A Sharp Recoverability Boundary in Delayed Adaptive Feedback Systems

Adaptive feedback systems that correct errors from delayed sensory signals face an inherent vulnerability: corrective updates may no longer reflect the current state of the system. While classical stability analyses characterize asymptotic behavior near equilibrium, the conditions under which such systems can recover from finite perturbations remain poorly understood. Here we investigate the recoverability boundary in a minimal delayed adaptive feedback model, extending from a one-dimensional phase system to a two-dimensional phase–velocity system with inertia and stochastic drift. We demonstrate that recovery success does not degrade gradually with increasing delay; instead, it collapses abruptly at a critical threshold τ_c, within a transition interval of less than 0.25 s across all tested conditions. Notably, the linear stability bound τ_c^{lin} = π/(2K*) systematically overestimates the empirical τ_c, with the discrepancy reaching more than threefold at higher adaptation rates — establishing that linear analysis is not a reliable design criterion for recoverability in adaptive systems. A two-dimensional parameter sweep over feedback delay and damping (γ ∈ [0.3, 3.0]) reveals that τ_c varies by only 0.035 s across a tenfold range of damping, indicating that the boundary is governed by the loss of temporal correlation between delayed error signals and the instantaneous state — a mechanism we term information staleness — rather than by the physical timescale of the plant.

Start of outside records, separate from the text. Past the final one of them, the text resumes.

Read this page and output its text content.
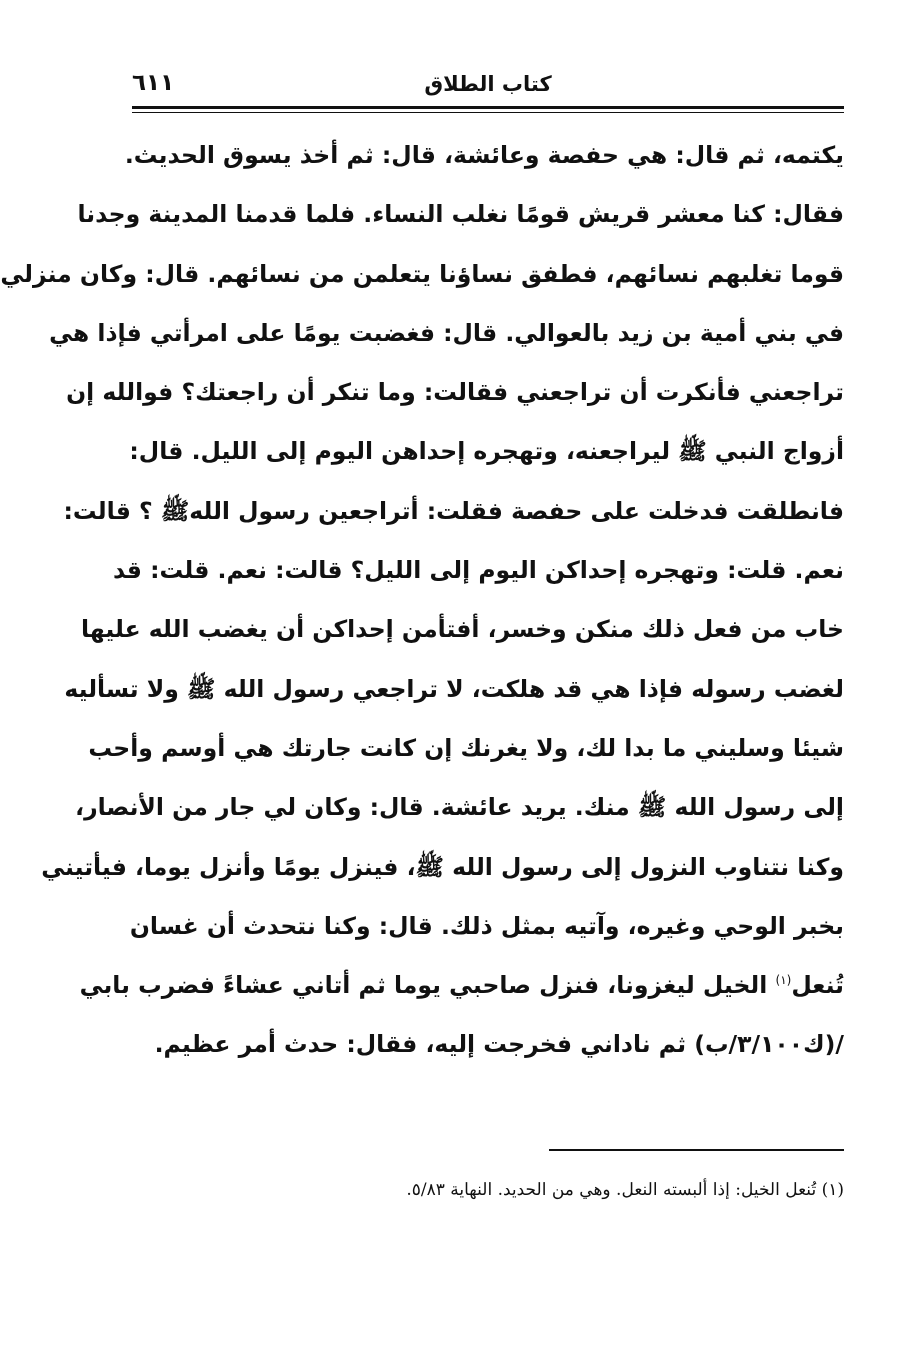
كتاب الطلاق
٦١١
يكتمه، ثم قال: هي حفصة وعائشة، قال: ثم أخذ يسوق الحديث.
فقال: كنا معشر قريش قومًا نغلب النساء. فلما قدمنا المدينة وجدنا
قوما تغلبهم نسائهم، فطفق نساؤنا يتعلمن من نسائهم. قال: وكان منزلي
في بني أمية بن زيد بالعوالي. قال: فغضبت يومًا على امرأتي فإذا هي
تراجعني فأنكرت أن تراجعني فقالت: وما تنكر أن راجعتك؟ فوالله إن
أزواج النبي ﷺ ليراجعنه، وتهجره إحداهن اليوم إلى الليل. قال:
فانطلقت فدخلت على حفصة فقلت: أتراجعين رسول اللهﷺ ؟ قالت:
نعم. قلت: وتهجره إحداكن اليوم إلى الليل؟ قالت: نعم. قلت: قد
خاب من فعل ذلك منكن وخسر، أفتأمن إحداكن أن يغضب الله عليها
لغضب رسوله فإذا هي قد هلكت، لا تراجعي رسول الله ﷺ ولا تسأليه
شيئا وسليني ما بدا لك، ولا يغرنك إن كانت جارتك هي أوسم وأحب
إلى رسول الله ﷺ منك. يريد عائشة. قال: وكان لي جار من الأنصار،
وكنا نتناوب النزول إلى رسول الله ﷺ، فينزل يومًا وأنزل يوما، فيأتيني
بخبر الوحي وغيره، وآتيه بمثل ذلك. قال: وكنا نتحدث أن غسان
تُنعل$^{(١)}$ الخيل ليغزونا، فنزل صاحبي يوما ثم أتاني عشاءً فضرب بابي
/(ك٣/١٠٠/ب) ثم ناداني فخرجت إليه، فقال: حدث أمر عظيم.
(١) تُنعل الخيل: إذا ألبسته النعل. وهي من الحديد. النهاية ٥/٨٣.
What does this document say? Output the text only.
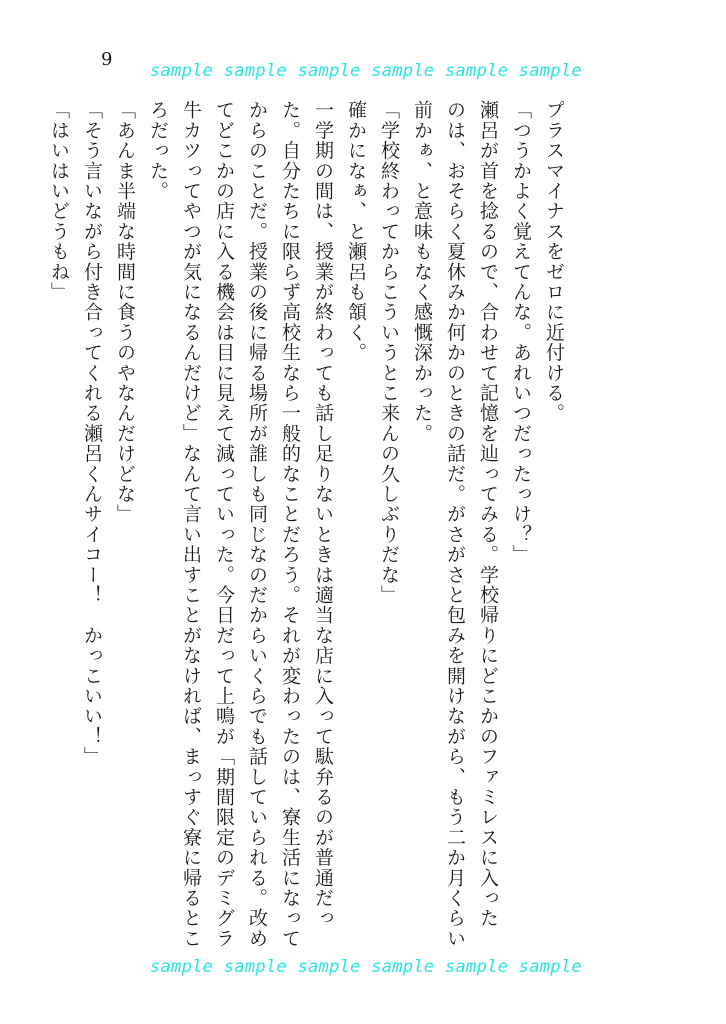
9
sample sample sample sample sample sample

プラスマイナスをゼロに近付ける。

「つうかよく覚えてんな。あれいつだったっけ？」

瀬呂が首を捻るので、合わせて記憶を辿ってみる。学校帰りにどこかのファミレスに入った

のは、おそらく夏休みか何かのときの話だ。がさがさと包みを開けながら、もう二か月くらい

前かぁ、と意味もなく感慨深かった。

「学校終わってからこういうとこ来んの久しぶりだな」

確かになぁ、と瀬呂も頷く。

一学期の間は、授業が終わっても話し足りないときは適当な店に入って駄弁るのが普通だっ

た。自分たちに限らず高校生なら一般的なことだろう。それが変わったのは、寮生活になって

からのことだ。授業の後に帰る場所が誰しも同じなのだからいくらでも話していられる。改め

てどこかの店に入る機会は目に見えて減っていった。今日だって上鳴が「期間限定のデミグラ

牛カツってやつが気になるんだけど」なんて言い出すことがなければ、まっすぐ寮に帰るとこ

ろだった。

「あんま半端な時間に食うのやなんだけどな」

「そう言いながら付き合ってくれる瀬呂くんサイコー！　かっこいい！」

「はいはいどうもね」

sample sample sample sample sample sample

Faster adaptation shifts the boundary but cannot eliminate it. As τ approaches τ_c, mean recovery time increases up to tenfold and its variance diverges, providing a prediction-free early-warning signal of imminent failure. These results delineate a structural constraint on prediction-free adaptive control and establish a quantitative baseline for evaluating when predictive architectures become necessary in delayed biological and engineered systems.